Yifeng Zhang was born in Wuhu, China. He received the B.E. degree in electrical engineering from Southeast University, Nanjing, China, in 1984, the M.E. degree in computer engineering from the Harbin Institute of Technology, Harbin, China, in 1989, and the Ph.D. degree in electrical engineering from Southeast University in 1999, respectively. From 1999 to 2001, he was a Post-Doctoral Fellow with the Department of Radio Engineering, Southeast University. In 2009, he joined Southeast University, where he is currently an Associate Professor with the School of Information Science and Engineering. He published an academic book in Chinese. His current research interests include visual tracking, watermarking and information hiding, chaotic neural information processing, and machine learning. Dr. Zhang was a recipient of the Best Paper Award from the IEEE Asia Pacific Conference on Circuits and Systems.
Jinshi Cui received the B.E., M.E., and Ph.D. degrees in computer science and technology from Tsinghua University, Beijing, China, in 1999, 2001, and 2004, respectively. She is currently an Associate Professor with the School of Electronics Engineering and Computer Science, Peking University (PKU), Beijing. She is researching on computer vision-based children’s behavior analysis, together with colleagues from the Psychology Department, PKU. She has authored over 40 papers in respected CV, robotics, and ITS conferences and journals.
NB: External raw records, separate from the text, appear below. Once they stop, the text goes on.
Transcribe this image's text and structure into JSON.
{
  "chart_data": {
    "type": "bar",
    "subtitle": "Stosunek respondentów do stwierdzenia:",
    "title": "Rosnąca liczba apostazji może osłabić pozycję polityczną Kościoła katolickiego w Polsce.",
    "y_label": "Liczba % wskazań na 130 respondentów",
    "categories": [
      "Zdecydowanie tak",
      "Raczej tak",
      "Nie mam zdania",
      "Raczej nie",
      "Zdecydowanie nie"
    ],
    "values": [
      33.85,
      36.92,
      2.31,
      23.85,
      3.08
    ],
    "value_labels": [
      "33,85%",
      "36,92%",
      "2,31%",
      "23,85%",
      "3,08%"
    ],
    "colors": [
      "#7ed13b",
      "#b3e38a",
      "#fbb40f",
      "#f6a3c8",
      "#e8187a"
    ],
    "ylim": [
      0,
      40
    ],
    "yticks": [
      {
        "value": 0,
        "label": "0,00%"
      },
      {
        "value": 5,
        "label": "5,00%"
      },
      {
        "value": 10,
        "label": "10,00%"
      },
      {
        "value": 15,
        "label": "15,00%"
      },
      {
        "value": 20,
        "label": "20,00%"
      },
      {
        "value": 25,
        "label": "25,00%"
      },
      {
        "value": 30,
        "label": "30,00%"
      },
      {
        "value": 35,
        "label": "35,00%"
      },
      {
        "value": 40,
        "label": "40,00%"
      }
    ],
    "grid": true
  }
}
Her current research interests include computer vision (CV) and intelligent systems.
Lin Zhou was born in Jiangsu Province, China, in 1978. She received the B.E. degree in information engineering and the Ph.D. degree in signal and information processing from Southeast University, Nanjing, China, in 2000 and 2005, respectively. She is currently an Associate Professor with the School of Information Science and Engineering, Southeast University. Her research interests include speech processing and spatial hearing.